Al- Ghazali menyatakan bahwa daya kalbu mampu mencapai pengetahuan melalui daya cita rasa dan kasyf.Sedangkan Ibn Khaldun menyatakan dalam muqadimat bahwa ruh kalbu itu di singgahi oleh ruh akal. Ruh akal secara substansi mampu mengetahui apa saja di alam amr, sebab ia berpotensi demikian.
Ada beberapa indikator yang bisa dijadikan acuan, sebagai bahan evaluasi apakah proses Tazkiyatun Nafs yang kita lakukan sudah berhasil atau belum. Indikator tersebut adalah sebagai berikut:
1. Iman bertambah kuat, bagus, dan kokoh. Tahan atas godaan syetan untuk menegakkan kebatilan.
2. Tumbuh semangat beramal shaleh di tengah masyarakat.
3. Mampu menahan hawa nafsu, yangmendoronguntukmenghalalkan segala cara dan merampas hak orang lain.
4. Mampu menghindarkan diri dari maksiat kepada Alloh. Sebaliknya melaksanakan ketaatan dalam segala bentuk persoalan.
5. Menerima takdir Alloh dan tidak membencinya, diawali dengan usaha terbaik.
6. Tidak pernah bosan beribadah kepada Alloh. Ber-dzikir saat bekerja, belajar dan lain sebagainya.
7. Tidak pernah jenuh menghadapi godaan syetan. Dalam dirinya takut jatuh saat melangkah hidup, baik di tengah maupun akhir hidupnya.
8. Kerjanya hanya berusaha mencari ridho Alloh.
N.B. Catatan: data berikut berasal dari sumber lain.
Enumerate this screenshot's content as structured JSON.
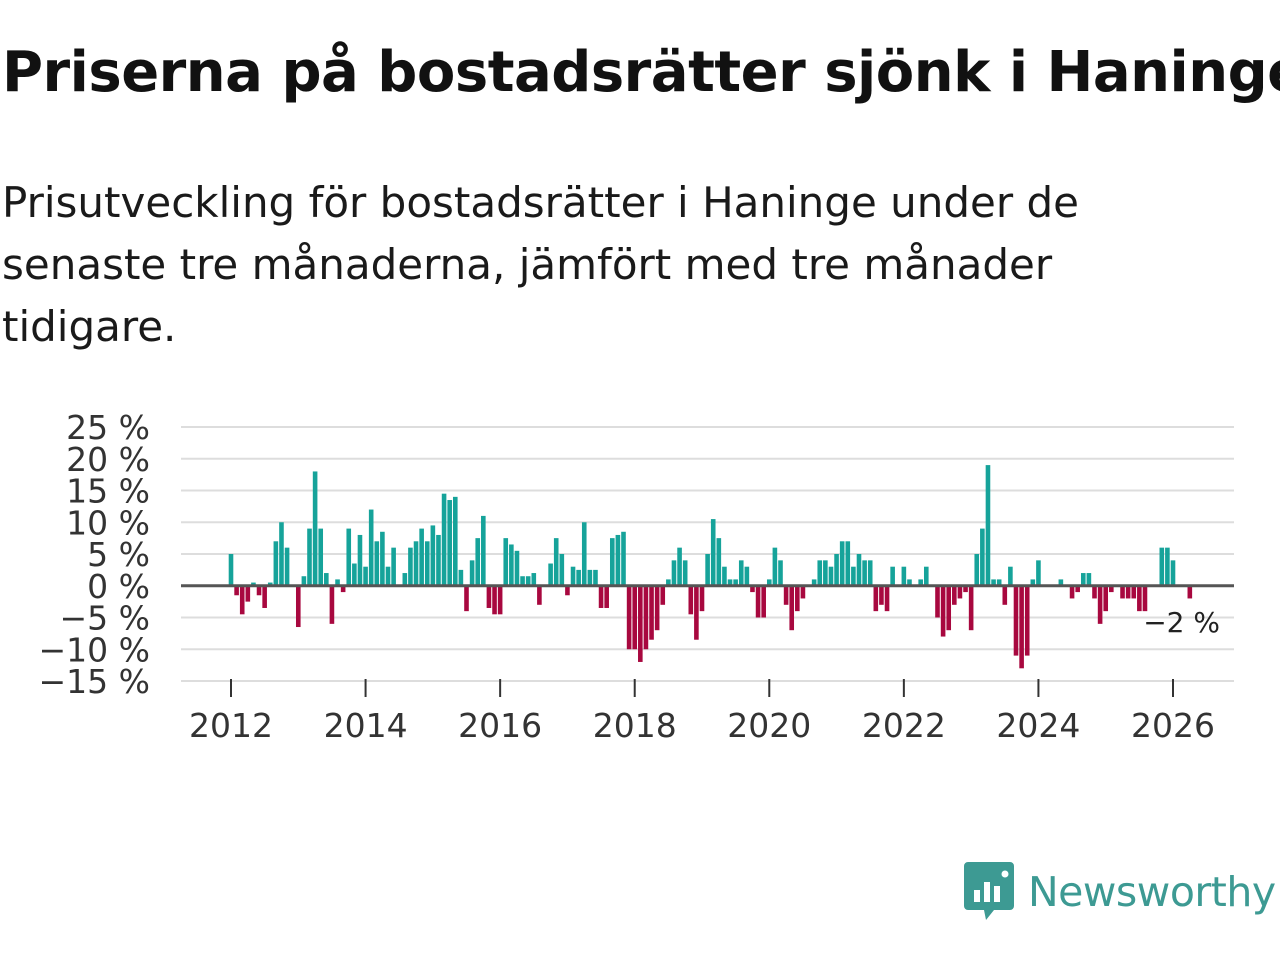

Kekayaan dan jabatan hanya sebagai sarana untuk mencapai rido Alloh, bukan sebagai tujuan utama hidup.
9. Mudah diberi nasehat, saat melakukan kesalahan.
10. Tidak pernah berhenti berdoa, dan menyadari atas kelemahaan diri atas-Nya.
11. Selalu bertaubat kepada Alloh atas kesalahan yang dilakukan selama beramal.
12. Mampu menghindari diri dari pekerjaan sia-sia.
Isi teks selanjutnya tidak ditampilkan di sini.